Unlike the boomers now taking care of their parents, their millennial children will not have as many siblings to help care for their parents. Higher divorce rates imply that many aging boomers will have no spouse to care for them, putting additional demands on their children. And the elderly of the future are going to live longer, which suggests there will be a lot of caregivers well into their 50s juggling work with care for their children and their parents.
Much has been made of the fast growth of the caring occupations. The Department of Labor projects that the economy will add roughly 1.2 million home health aides and personal-care aides over the next decade.
One critical challenge is how to turn these minimum-wage, direct-care jobs with few skills into higher-quality and better-paid employment that can attract the millions of new workers who will be in demand.

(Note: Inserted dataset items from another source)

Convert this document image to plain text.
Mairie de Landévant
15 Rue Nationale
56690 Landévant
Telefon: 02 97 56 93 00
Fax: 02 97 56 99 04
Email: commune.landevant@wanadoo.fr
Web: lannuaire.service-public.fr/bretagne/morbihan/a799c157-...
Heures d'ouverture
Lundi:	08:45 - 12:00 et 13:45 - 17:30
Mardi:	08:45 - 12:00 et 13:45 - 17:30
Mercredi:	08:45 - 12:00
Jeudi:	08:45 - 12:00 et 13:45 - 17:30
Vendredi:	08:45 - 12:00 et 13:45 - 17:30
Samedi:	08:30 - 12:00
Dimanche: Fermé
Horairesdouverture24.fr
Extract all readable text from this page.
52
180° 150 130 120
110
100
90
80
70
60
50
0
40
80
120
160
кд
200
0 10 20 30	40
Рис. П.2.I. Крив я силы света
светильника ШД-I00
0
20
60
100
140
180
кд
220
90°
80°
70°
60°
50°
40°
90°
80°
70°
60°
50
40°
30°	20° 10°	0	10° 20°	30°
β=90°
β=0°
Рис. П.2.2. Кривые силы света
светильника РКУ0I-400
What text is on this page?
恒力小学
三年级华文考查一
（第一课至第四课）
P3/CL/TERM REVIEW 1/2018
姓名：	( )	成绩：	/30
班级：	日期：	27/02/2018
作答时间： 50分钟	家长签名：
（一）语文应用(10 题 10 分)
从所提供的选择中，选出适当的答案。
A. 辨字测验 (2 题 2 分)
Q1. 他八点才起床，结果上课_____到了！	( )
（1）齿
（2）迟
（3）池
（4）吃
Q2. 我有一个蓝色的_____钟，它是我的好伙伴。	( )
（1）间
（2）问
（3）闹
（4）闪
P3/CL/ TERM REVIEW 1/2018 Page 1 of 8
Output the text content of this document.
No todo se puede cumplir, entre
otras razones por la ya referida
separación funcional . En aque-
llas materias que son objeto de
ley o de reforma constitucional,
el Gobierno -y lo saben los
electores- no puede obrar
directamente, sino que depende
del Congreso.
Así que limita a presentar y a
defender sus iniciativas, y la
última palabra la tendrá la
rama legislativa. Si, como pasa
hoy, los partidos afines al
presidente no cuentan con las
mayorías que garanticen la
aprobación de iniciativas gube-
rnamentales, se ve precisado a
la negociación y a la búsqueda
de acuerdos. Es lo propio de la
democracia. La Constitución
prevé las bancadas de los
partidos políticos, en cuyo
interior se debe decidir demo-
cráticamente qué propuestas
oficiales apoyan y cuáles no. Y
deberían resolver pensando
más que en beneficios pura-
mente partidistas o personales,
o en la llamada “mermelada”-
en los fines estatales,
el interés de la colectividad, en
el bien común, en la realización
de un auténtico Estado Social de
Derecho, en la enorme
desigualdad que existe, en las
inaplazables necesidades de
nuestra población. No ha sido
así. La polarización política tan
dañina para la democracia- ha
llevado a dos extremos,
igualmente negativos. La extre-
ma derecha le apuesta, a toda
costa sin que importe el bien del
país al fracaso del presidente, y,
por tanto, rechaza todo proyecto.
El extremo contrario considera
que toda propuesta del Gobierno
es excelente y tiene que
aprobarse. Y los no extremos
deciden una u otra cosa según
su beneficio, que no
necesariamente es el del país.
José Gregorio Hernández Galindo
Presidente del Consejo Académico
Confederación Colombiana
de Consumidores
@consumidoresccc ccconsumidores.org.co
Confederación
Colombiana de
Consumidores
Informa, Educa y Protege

But there is a broader societal challenge: how to fit a social safety net built in the 1930s, when wives stayed at home and life expectancy was 20 years shorter, into a world in which husbands and wives must juggle work with the demand for care from their elders and their children.
It is probably naïve to harbor these thoughts just as Republicans in Congress and the White House are engineering a tax cut for corporations and wealthy Americans that will reduce government revenue by $1 trillion over a decade. It may sound crazy to say this just as Republican leaders are turning their sights on the next step of the strategy: cutting spending on programs like Medicaid and Medicare to pay for the tax effort. But perhaps this is time to beef up the safety net to incorporate the rising demand for care.
In his book “Who Will Care for Us?,” published this year, Professor Osterman estimates that there are about 21 million family members caring for an adult relative for no pay. By 2040, he predicts demand for such care will rise to 34 million.
Ai-Jen Poo, co-director of Caring Across Generations, a coalition of advocacy groups pushing for an expansion of public insurance to incorporate universal care, notes that private insurers are not the solution: They can’t cobble together a big enough risk pool to cover the enormous cost of care for everyone. “All the insurance companies are trying to get out of that market,” she said. “This is a problem that the market can’t solve.”
With little hope for action at the federal level, Ms. Poo is putting her hope on states. A bill providing for universal long-term care has been introduced in the Washington Legislature. Caring Across Generations has had some success in pushing for adding government subsidies to care in Hawaii. It is backing a referendum on a universal care program in Maine. But without some public intervention, she said, “there will be a humanitarian crisis, both for the aging and the workers that care for them.”
And if prime-age women start leaving the work force in numbers to care for their aging parents, this will also be a problem for the American economy.